6 ADVERSE REACTIONS Most common adverse reactions (incidence 5% to 10%) are blurred vision and bitter, sour, or unusual taste. ( 6.1 ) To report SUSPECTED ADVERSE REACTIONS, contact Bausch & Lomb Incorporated at 1-800-553-5340 or FDA at 1-800-FDA-1088 or www.fda.gov/medwatch. 6.1 Clinical Trials Experience Because clinical trials are conducted under widely varying conditions, adverse reaction rates observed in the clinical trials of a drug cannot be directly compared to the rates in the clinical trials of another drug and may not reflect the rates observed in practice. In clinical studies of brinzolamide ophthalmic suspension, the most frequently reported adverse reactions reported in 5% to 10% of patients were blurred vision and bitter, sour, or unusual taste. Adverse reactions occurring in 1% to 5% of patients were blepharitis, dermatitis, dry eye, foreign body sensation, headache, hyperemia, ocular discharge, ocular discomfort, ocular keratitis, ocular pain, ocular pruritus, and rhinitis. The following adverse reactions were reported at an incidence below 1%: allergic reactions, alopecia, chest pain, conjunctivitis, diarrhea, diplopia, dizziness, dry mouth, dyspnea, dyspepsia, eye fatigue, hypertonia, keratoconjunctivitis, keratopathy, kidney pain, lid margin crusting or sticky sensation, nausea, pharyngitis, tearing, and urticaria. 6.2 Postmarketing Experience The following adverse reactions have been identified during postapproval use of brinzolamide containing products. Because these reactions are reported voluntarily from a population of uncertain size, it is not always possible to reliably estimate their frequency or establish a causal relationship to drug exposure. Serious skin and subcutaneous tissue reactions such as Stevens-Johnson syndrome (SJS) and Toxic epidermal necrolysis (TEN) may occur with the use of brinzolamide due to its sulfonamide component [see Warnings and Precautions (5.1) ] .

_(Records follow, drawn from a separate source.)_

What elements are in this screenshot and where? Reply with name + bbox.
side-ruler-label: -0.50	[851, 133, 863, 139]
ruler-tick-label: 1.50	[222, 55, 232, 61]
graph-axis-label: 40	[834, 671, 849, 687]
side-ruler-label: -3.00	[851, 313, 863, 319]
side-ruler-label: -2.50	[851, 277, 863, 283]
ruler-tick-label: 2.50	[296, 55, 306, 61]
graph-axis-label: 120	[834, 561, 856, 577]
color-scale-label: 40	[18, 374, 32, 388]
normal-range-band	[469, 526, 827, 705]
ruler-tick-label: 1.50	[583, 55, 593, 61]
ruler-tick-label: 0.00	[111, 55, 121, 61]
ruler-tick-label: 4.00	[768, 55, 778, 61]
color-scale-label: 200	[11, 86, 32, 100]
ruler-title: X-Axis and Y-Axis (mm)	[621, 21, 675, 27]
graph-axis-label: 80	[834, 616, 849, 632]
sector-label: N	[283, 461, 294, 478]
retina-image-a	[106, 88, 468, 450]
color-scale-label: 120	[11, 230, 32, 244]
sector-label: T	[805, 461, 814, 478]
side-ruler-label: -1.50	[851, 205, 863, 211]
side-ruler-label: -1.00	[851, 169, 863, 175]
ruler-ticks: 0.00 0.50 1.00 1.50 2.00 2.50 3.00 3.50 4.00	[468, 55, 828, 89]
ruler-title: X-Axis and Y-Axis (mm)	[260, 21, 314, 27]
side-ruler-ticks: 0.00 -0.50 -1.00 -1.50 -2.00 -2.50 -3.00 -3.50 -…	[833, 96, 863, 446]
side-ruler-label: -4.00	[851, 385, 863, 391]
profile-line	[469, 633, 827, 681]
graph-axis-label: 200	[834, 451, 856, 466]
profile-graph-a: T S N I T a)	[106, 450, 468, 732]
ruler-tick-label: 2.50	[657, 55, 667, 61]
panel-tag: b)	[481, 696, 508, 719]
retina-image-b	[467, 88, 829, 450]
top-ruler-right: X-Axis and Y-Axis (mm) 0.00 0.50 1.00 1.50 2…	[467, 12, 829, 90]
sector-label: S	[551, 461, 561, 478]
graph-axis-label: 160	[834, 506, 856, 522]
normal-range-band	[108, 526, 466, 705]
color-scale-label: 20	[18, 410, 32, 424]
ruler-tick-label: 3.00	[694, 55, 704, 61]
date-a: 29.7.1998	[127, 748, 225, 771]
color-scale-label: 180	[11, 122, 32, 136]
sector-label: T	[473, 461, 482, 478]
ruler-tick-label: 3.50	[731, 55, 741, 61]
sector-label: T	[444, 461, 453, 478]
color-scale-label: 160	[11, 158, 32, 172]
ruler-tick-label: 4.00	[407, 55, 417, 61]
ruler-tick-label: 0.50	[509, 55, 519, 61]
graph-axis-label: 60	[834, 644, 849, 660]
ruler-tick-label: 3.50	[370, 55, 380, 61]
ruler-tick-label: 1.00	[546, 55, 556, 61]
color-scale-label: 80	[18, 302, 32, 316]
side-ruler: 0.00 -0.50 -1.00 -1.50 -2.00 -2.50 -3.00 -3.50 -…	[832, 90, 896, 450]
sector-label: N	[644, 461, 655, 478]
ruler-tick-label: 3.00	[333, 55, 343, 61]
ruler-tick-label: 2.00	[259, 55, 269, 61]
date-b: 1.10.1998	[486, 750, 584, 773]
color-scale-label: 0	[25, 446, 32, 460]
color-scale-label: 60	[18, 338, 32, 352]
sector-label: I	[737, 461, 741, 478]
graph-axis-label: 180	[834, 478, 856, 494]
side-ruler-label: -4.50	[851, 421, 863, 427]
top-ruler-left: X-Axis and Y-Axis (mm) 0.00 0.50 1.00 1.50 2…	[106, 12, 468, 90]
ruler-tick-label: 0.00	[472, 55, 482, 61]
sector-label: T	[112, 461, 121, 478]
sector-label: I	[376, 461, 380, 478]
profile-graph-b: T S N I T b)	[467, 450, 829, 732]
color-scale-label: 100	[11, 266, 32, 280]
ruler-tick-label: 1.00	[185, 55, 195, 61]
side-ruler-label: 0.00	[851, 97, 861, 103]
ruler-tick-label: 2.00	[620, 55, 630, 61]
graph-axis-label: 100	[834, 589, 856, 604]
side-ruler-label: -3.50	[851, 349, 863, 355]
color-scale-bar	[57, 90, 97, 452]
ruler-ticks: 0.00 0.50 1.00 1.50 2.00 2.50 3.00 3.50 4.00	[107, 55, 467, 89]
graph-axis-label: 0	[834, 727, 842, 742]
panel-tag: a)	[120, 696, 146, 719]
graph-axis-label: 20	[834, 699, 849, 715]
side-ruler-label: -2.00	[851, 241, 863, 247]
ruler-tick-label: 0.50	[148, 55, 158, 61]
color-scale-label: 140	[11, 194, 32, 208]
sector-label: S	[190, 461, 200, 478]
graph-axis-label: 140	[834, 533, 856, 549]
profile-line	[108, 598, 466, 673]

8.1 Pregnancy Risk Summary There are no adequate and well-controlled studies in pregnant women to inform drug-associated risk. In reproductive toxicity studies, brinzolamide administered orally to rats induced fetal toxicity at 375 times the recommended human ophthalmic dose (RHOD) based on mg/kg. In rabbits, no fetal toxicity was observed following oral administration (see Data) . The background risk of major birth defects and miscarriage for the indicated population is unknown; however, in the U.S. general population, the estimated background risk of major birth defects is 2% to 4%, and of miscarriage is 15% to 20%, of clinically recognized pregnancies. Data Animal Data Embryo-fetal studies were conducted in pregnant rats administered 0, 2, 6, or 18 mg/kg/day brinzolamide by oral gavage on gestation days 6 to 17, to target the period of organogenesis. Decreased fetal body weight with reduced skeletal ossification were observed at 18 mg/kg/day (375 times the RHOD based on mg/kg). The no-observed-adverse-effect-level (NOAEL) for fetal toxicity was 6 mg/kg/day (125 times the RHOD). Decreased maternal weight gain was observed at 18 mg/kg/day. The NOAEL for maternal toxicity was 6 mg/kg/day (125 times the RHOD). Embryo-fetal studies were conducted in pregnant rabbits administered 0, 1, 3, or 6 mg/kg/day of brinzolamide by oral gavage on gestation days 6 to 18, to target the period of organogenesis. No treatment-related fetal effects were observed at any dose. The NOAEL for fetal toxicity was 6 mg/kg/day (125 times the RHOD based on mg/kg). Maternal weight loss during pregnancy was observed at 3 mg/kg/day (63 times the RHOD) and above. The NOAEL for maternal toxicity was 1 mg/kg/day (21 times the RHOD). A peri-/postnatal study was conducted in rats administered brinzolamide by oral gavage from gestation day 16 through lactation day 20. Decreased pup body weight was observed at 15 mg/kg/day (313 times the RHOD based on mg/kg). The NOAEL for developmental toxicity was 5 mg/kg/day (104 times the RHOD). Following oral administration of 14 C-brinzolamide to pregnant rats, radioactivity was found to cross the placenta and was present in the fetal tissues and blood.